Yaşadığımız bu fani hayat elbette bir gün son bulacak, ebedi hayat başlayacak ve herkes bu dünyada yaptığının hesabını verecektir. Orada inceden inceye hesaba çekileceğimiz hususlardan birisi de kul haklarıdır. Belli başlı kul haklarını sıralayacak olursak; ana-baba hakkı, evlat hakkı, karı-koca hakkı, komşu hakkı, akraba hakkı, işçi-işveren hakkı şeklinde sıralamak mümkündür. Akıllı ve basiretli insanlar hak ve hukuka saygı göstererek, hesap gününe kendilerini hazırlar. Şu gerçek hiçbir zaman unutulmamalıdır ki; kimsenin yaptığı yanına kar kalmayacak ve herkes iyi ve kötü yaptığının karşılığını görecektir. Yüce Allah Kuran-ı Kerim’inde Zilzal Suresi’nin son iki ayetinde mealen şöyle buyuruyor: ”Kim zerre miktarı hayır yapmışsa onun (karşılığını)görür. Kimde zerre miktarı kötülük işlemişse onun (karşılığını) görür.”buyrulmaktadır. Peygamberimiz (s.a.v.) de kimsenin hakkının kimsede kalmayacağına şöyle işaret buyurmaktadır: “ Kıyamet gününde haklar mutlaka sahiplerine verilecektir. Hatta boynuzsuz koyun bile boynuzlu koyundan hakkını alacaktır.”

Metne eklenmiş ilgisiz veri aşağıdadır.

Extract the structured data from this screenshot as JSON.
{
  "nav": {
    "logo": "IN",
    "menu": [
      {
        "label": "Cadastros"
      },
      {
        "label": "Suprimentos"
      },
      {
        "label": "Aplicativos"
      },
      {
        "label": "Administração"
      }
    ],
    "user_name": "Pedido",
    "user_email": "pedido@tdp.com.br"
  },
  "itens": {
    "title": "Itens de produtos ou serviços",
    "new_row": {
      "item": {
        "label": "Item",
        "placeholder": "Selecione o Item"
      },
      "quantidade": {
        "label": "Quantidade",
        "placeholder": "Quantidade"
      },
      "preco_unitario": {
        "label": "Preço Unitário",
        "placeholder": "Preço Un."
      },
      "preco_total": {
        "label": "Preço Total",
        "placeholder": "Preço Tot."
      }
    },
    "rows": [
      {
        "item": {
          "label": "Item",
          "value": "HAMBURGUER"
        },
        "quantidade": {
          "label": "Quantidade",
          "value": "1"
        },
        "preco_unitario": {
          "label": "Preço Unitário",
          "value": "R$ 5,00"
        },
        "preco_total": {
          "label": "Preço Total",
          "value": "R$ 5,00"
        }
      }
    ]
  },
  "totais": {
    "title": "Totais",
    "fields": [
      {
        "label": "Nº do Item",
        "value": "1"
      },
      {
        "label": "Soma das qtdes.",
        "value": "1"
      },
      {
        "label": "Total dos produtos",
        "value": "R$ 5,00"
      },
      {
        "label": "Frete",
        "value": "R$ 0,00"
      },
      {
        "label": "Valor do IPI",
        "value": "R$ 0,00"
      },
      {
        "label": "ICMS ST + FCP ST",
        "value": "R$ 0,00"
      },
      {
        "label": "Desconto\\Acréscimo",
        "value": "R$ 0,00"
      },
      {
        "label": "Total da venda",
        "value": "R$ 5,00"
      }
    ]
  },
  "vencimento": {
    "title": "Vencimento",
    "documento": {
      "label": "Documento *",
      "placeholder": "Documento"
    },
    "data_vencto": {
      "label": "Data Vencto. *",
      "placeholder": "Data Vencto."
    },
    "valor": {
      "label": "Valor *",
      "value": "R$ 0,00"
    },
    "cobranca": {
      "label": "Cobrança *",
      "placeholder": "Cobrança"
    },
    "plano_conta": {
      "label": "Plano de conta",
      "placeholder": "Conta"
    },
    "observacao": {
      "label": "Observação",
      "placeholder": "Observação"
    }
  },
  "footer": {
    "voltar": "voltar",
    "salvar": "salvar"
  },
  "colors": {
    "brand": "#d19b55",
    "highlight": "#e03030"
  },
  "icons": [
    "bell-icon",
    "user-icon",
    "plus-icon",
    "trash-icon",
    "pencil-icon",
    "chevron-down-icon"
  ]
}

               Peygamberimiz (s.a.v.) hayatının son günlerinde hastalığı esnasında mescitte minbere çıkarak “ Ey insanlar! Belki yakında aranızdan ayrılacağım. Allah’ın huzuruna kul hakkı ile gitmekten daha ağır bir şey yoktur. Kimin bende bir alacağı varsa işte malım gelsin alsın. Kime yanlışlıkla veya kasten vurmuşsam işte sırtım gelsin vursun. Bu konuda asla çekinmeyin. Şunu bilin ki, içinizde bana en sevimli olan bende olan hakkını alan veya bana hakkını helal eden kişidir” buyurmuşlardır.

               Bir peygamber olarak Allah’ın Resulü kul hakkından bu derece çekindiyse bizlerde bu hususta çok daha dikkatli olmalıyız. Zira kul hakkı ile Allah’ın huzuruna çıkarsak bu da demek oluyor ki, kazandığımız bütün sevapları hak sahiplerine vermek zorunda kalabiliriz. Dünya hayatında bütün malını kaybeden kişi iflas etmiş sayıldığı gibi ahirette de kul hakkından dolayı bütün sevaplarını hak sahiplerine vermek durumunda kalanlar hakiki müflislerdir. Sevgili Peygamberimiz (s.a.v.) onların hallerini şöyle açıklamıştır: “Ümmetimin müflisi kıyamet gününe namaz, oruç ve zekât ibadetlerini ifa etmiş olduğu halde gelir. Fakat aynı zamanda ona-buna sövmüş, iftira etmiş, şunun-bunun (haksız yere) malını yemiş, kanını dökmüş, onu-bunu dövmüştür. Bu kişinin iyiliklerinin sevabından hak sahiplerine verilir. Borcu ödenmeden sevabı biterse diğerlerinin günahları ona yüklenir, sonra da cehenneme atılır.”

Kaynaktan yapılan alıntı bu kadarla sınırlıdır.